A new working paper published in the National Bureau of Economic Research tracked a high school class of 2008 cohort of 138,969 U.K. students, following their high school and college careers, as well as their early professional earnings.
Let’s first talk about gender: The researchers found that women and men college students tend to enroll in courses of similar difficulty levels. But women persistently enroll in courses that correlate with lower earnings potential, such as opting for, say, Russian literature instead of a STEM class, despite having qualifications for both. This holds true even when comparing men and women within the same majors, and it equates to a roughly $11,000 per year difference in earnings following college, and much more for high-achieving women who choose low-earning subjects like education and (ahem) journalism.

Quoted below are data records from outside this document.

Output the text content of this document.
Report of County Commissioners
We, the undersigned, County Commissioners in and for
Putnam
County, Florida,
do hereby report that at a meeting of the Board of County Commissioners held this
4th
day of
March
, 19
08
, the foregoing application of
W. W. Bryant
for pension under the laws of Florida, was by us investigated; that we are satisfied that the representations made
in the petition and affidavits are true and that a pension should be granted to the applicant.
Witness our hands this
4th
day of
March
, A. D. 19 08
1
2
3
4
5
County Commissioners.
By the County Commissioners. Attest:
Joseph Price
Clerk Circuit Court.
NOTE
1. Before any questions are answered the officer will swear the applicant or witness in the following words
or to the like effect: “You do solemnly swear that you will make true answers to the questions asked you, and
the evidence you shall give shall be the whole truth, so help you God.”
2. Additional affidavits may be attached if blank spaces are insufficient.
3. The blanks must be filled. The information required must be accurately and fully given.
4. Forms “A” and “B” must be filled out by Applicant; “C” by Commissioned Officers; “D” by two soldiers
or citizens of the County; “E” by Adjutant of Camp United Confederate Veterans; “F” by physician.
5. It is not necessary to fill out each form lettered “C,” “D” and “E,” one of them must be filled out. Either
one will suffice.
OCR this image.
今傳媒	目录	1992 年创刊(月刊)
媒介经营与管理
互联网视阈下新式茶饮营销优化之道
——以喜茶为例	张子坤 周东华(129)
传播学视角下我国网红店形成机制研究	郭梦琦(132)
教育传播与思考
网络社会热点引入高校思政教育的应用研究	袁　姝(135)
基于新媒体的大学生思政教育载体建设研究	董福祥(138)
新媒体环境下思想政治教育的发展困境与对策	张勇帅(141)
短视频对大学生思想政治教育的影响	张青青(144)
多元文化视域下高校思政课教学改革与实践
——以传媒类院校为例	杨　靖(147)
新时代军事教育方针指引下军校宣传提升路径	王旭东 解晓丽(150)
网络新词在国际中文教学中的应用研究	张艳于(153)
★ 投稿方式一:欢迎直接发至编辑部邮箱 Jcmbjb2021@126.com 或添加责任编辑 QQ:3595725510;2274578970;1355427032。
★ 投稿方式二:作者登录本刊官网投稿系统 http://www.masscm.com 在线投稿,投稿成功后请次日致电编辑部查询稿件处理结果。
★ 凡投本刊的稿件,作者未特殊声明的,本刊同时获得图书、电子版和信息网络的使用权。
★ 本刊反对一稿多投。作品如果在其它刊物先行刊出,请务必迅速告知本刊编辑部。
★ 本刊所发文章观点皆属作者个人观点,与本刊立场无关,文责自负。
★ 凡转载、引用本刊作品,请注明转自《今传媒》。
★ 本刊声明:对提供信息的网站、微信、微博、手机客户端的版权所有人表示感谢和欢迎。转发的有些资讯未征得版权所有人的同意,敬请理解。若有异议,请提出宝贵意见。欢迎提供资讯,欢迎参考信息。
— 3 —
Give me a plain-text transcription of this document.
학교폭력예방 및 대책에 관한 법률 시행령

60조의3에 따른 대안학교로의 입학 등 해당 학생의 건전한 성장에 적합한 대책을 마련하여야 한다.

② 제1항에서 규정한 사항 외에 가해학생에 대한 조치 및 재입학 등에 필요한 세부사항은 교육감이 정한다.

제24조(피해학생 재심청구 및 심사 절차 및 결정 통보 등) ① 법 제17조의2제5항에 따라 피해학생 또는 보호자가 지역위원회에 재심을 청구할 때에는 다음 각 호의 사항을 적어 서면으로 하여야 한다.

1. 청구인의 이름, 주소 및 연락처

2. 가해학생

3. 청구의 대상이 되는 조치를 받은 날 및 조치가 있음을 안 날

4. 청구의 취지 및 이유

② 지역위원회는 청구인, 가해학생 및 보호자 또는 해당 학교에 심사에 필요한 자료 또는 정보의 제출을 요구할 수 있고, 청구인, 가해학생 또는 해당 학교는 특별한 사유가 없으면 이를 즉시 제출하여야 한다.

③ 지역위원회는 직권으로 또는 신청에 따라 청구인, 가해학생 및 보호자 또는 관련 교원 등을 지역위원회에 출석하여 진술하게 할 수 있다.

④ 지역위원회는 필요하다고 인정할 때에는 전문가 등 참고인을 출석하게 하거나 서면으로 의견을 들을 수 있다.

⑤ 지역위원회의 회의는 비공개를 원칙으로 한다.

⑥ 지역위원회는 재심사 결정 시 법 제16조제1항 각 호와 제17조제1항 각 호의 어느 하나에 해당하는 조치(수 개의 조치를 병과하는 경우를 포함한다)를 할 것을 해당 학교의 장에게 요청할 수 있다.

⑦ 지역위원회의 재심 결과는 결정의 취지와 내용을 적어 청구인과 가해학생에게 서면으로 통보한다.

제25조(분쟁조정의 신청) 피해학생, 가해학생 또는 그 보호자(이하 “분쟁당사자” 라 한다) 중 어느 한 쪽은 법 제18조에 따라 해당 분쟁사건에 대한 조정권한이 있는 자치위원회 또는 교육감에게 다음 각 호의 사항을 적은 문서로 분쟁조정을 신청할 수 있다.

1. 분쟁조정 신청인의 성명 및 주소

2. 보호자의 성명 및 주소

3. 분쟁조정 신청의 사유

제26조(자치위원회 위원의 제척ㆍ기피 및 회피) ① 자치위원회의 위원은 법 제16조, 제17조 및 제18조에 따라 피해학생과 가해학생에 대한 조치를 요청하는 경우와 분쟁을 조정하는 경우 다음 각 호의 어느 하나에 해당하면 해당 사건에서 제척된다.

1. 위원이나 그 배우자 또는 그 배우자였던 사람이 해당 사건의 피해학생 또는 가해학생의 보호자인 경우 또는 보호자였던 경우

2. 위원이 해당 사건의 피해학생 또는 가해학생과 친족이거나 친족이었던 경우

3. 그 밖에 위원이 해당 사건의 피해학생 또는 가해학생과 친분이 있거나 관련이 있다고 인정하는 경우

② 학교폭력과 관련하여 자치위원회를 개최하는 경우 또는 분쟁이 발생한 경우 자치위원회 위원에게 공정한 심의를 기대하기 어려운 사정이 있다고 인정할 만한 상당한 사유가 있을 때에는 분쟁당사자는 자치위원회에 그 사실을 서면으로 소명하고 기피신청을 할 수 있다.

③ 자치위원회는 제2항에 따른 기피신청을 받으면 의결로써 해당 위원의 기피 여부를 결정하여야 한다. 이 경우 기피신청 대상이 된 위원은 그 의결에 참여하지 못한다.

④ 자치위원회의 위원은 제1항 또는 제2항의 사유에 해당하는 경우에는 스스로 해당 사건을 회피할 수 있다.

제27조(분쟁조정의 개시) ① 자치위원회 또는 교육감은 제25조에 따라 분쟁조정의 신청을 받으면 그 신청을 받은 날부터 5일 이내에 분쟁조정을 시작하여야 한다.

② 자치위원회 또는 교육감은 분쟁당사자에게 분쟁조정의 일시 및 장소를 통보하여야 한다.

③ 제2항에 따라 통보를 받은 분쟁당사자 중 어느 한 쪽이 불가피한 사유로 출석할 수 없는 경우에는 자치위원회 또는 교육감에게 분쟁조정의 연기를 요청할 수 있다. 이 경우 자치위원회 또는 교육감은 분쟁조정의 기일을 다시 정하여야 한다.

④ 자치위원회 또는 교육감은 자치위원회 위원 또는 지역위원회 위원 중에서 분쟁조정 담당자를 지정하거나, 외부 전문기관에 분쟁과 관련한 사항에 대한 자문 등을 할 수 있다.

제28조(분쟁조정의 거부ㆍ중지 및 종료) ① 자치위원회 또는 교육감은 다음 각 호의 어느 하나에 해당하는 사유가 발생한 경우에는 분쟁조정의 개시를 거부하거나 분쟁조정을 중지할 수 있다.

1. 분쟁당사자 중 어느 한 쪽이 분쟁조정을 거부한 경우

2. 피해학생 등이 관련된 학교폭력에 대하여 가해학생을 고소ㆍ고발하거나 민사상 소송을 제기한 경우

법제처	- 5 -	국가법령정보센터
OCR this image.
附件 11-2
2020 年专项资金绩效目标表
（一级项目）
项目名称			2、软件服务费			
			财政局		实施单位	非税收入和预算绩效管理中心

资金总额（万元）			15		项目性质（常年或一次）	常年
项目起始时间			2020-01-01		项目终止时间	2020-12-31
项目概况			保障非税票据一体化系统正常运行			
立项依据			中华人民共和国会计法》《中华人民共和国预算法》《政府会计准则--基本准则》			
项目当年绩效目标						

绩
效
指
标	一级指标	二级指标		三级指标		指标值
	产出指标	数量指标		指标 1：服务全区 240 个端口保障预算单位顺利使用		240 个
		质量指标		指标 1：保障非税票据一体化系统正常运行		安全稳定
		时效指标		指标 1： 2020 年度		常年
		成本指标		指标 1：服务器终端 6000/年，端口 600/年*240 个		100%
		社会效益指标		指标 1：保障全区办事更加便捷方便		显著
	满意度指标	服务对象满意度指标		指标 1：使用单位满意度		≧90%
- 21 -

The news is even darker for lower-income students. The researchers found that students from lower-socioeconomic backgrounds chronically undermatch. There are a few ways to undermatch, and these students do all of them. They are likely to choose classes for which they’re overqualified, and to enroll in courses that correlate with lower future earnings — to the tune of $34,000 less per year, on average — and to attend less-selective colleges than their abilities warrant. This last point dovetails with other studies showing that middle-income students with high test scores often fail to appear at selective schools altogether.
Let’s pause here, for a moment, to consider why this research was carried out in the U.K. The U.S. college and university system frequently waylays lower-income students with complex applications, high tuition costs and limited geographic access. The U.K. features a low-cost-for-all system (tuition maxes out at $12,500 per year, and loans are available for most or all of that sum), and a one-stop shopping admissions system, where students fill out one application and choose a handful of schools. Distance is also less of an issue: The average distance to well-matched coursework is under nine miles.
These details make it much more likely that students will match with appropriately challenging coursework and lucrative futures. “We imagined that we would find less mismatch in the U.K., but we still found large amounts of it,” says co-author Richard Murphy, assistant professor of economics at the University of Texas at Austin.
Undermatching is not just a profound waste of effort for students, but also a loss for society. Students who match well enjoy a much bigger payoff and experience substantially more social mobility.
The solutions here are largely informational. “Students are not informed — they likely just don’t know about the earnings differences,” says Murphy. He offered some suggestions for finding better course matches.
Ask before you enroll. Yes, this is what office hours are for. Murphy suggests inquiring with professors about what courses would be appropriate for you, and where you lie on the distribution curve compared to peers. Really, this is not something to guess about. “Students should be told where they would stand in each setting,” says Murphy. This is pivotal for women, who, as a group, chronically underestimate their academic abilities.
Beware of the plight of above-average students. It’s not the smartest kids who undermatch the most, but those who rank around the 70th to 90th percentiles for performance, and hail from less-than-wealthy backgrounds. The study describes their experience as “dramatic undermatching,” resulting in an earnings gap of 26%.
Follow College Scorecard. Check graduates’ earnings for different courses of study on this Department of Education website. “Think about that when you’re choosing courses and majors,” says Murphy, so that you understand the future income decisions you’re making.
Find out minimum qualifications for courses. “When women are told the GPA threshold, more enroll,” says Murphy. Other research shows that women wrongly assume that the minimum grades for STEM classes are higher.
And above all, know that the game starts early. Simply opting for a high-quality high school erases over three-quarters of mismatch disparities, which, the researchers note, implies that school quality, peers, community and college guidance may all impact these decisions. Teenagers couldn’t possibly know all this, so perhaps leaving them to their own educational impulses should be a strategy of the past.